With reference to the right of outside persons to suggest names of representative persons for jury service the court feels that the purposes of the act of Congress is to provide for the highest type of jurymen in the federal courts and to insure their selection without any risk of bias, prejudice, local feeling, or unfitness of any kind. For persons other than the jury commissioner and the clerk of the court to claim the right to suggest or name jurors would be grossly improper. See In re Petition for Special Grand Jury (D.C.) 50 F.2d 973. There is quite a distinction, however, between the claiming of the right to suggest names for jury service and a response to a letter of inquiry from the jury commissioner and the clerk of the court as to persons who may be considered by the addressees to be so qualified. In the first instance the jury commissioner and the clerk of the court would not function at all. In the second instance the jury commissioner and the clerk of the court take the initiative, seek information, receive a reply, consider the replies, and act therein in whatever manner they deem wise and prudent. This is their responsibility, and no court has a right to tell the duly constituted jury commissioners how they shall discharge the duties and responsibilities imposed upon them by the law. The court has the power only to declare their actions null and void under circumstances of malfeasance or misfeasance. To hold otherwise would justify judicial interference in other departments and bureaus not warranted by the Constitution or the law of the land.
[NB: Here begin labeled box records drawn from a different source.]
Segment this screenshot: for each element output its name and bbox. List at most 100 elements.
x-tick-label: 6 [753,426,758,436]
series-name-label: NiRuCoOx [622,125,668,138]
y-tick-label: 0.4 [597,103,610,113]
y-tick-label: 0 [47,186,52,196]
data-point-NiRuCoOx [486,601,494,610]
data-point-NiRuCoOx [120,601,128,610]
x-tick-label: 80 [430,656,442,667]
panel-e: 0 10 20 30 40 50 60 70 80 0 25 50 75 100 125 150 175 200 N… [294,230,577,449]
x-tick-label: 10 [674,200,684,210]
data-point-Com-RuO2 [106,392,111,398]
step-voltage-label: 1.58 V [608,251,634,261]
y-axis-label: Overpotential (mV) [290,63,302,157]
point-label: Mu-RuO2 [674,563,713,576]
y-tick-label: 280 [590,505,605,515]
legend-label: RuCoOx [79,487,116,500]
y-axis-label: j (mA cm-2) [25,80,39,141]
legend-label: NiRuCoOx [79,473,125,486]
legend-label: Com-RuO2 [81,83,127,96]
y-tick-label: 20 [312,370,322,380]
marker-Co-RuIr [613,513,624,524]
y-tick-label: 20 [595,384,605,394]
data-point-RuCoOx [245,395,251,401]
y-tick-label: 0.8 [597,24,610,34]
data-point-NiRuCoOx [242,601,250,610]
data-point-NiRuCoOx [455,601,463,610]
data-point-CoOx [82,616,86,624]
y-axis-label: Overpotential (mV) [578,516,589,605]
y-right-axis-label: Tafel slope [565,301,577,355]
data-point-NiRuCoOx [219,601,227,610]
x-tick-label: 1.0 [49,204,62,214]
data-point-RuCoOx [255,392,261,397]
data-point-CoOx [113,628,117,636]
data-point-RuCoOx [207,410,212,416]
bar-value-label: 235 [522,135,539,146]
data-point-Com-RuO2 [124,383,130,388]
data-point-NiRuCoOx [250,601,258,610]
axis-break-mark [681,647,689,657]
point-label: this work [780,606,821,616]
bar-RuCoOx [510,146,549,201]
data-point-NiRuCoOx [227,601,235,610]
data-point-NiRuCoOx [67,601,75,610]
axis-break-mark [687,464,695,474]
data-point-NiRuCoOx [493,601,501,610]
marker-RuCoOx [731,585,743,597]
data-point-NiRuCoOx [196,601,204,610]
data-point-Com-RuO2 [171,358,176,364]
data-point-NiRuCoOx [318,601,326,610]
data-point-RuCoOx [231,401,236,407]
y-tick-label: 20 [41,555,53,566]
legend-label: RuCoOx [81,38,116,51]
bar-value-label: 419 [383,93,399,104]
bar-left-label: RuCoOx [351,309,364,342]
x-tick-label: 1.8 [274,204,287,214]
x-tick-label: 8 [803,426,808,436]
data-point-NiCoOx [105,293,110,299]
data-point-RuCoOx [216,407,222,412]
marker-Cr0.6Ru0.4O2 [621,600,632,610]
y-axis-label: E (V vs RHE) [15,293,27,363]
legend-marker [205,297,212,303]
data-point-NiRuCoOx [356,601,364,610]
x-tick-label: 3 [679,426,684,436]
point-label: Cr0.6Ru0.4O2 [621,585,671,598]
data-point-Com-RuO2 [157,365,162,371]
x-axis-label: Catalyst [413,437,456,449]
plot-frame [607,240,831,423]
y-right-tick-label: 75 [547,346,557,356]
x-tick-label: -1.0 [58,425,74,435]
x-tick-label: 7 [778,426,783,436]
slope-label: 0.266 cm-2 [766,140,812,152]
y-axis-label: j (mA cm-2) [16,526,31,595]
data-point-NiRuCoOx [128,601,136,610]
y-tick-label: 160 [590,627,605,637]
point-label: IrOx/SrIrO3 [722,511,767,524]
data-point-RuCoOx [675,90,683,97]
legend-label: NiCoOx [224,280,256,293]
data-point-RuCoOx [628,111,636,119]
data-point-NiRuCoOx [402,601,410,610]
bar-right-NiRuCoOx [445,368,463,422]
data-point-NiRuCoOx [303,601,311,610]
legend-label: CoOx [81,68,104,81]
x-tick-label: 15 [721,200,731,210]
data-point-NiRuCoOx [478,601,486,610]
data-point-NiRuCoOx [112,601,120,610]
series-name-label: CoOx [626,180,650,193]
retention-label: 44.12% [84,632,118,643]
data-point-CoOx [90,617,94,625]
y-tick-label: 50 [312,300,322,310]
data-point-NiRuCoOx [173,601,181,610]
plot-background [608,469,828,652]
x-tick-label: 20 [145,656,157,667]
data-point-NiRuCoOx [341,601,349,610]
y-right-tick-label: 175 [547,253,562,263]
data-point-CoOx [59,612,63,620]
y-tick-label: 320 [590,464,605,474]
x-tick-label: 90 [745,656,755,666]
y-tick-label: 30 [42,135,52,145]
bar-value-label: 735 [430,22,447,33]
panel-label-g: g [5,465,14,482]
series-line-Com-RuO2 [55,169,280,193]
The court feels that the unusual delay in making this plea requires comment. Seventytwo days elapsed from the finding of the bill of indictment until the plea was filed. The grand jury had the matter in charge for some weeks before making their presentment, so that the defendants had full notice for at least three months of the pending cases.
This delay is explained by a statement of two of the counsel for the defendants that in a casual conversation with reference to the manner of drawing jurors and grand jurors held with Mr. Cobaugh, deputy clerk, he made certain statements to them which are the basis of the contention relied upon by the defendants. There is no evidence that this was brought to the attention of the defendants themselves. The court feels that a dilatory plea asking to render null and void these entire proceedings is not properly founded upon circumstances so fraught with laches. This feeling is all the more justified when all the facts and circumstances surrounding the entire transaction are considered.
The court feels that the jury system is the bulwark of our liberties. All assaults improperly made upon it should be repulsed; all encroachments upon its purity and upon its purposes should be condemned. When it appears that proper safeguards for the selection of intelligent, moral, and fully qualified jurors have been adopted, it is the duty of the court to see that those methods are sustained. Mere technical departures, should they be proven, should not be held sufficient to warrant the finding that a safe and conservative practice relative to jury selection should be overthrown.
The plea in abatement is therefore overruled.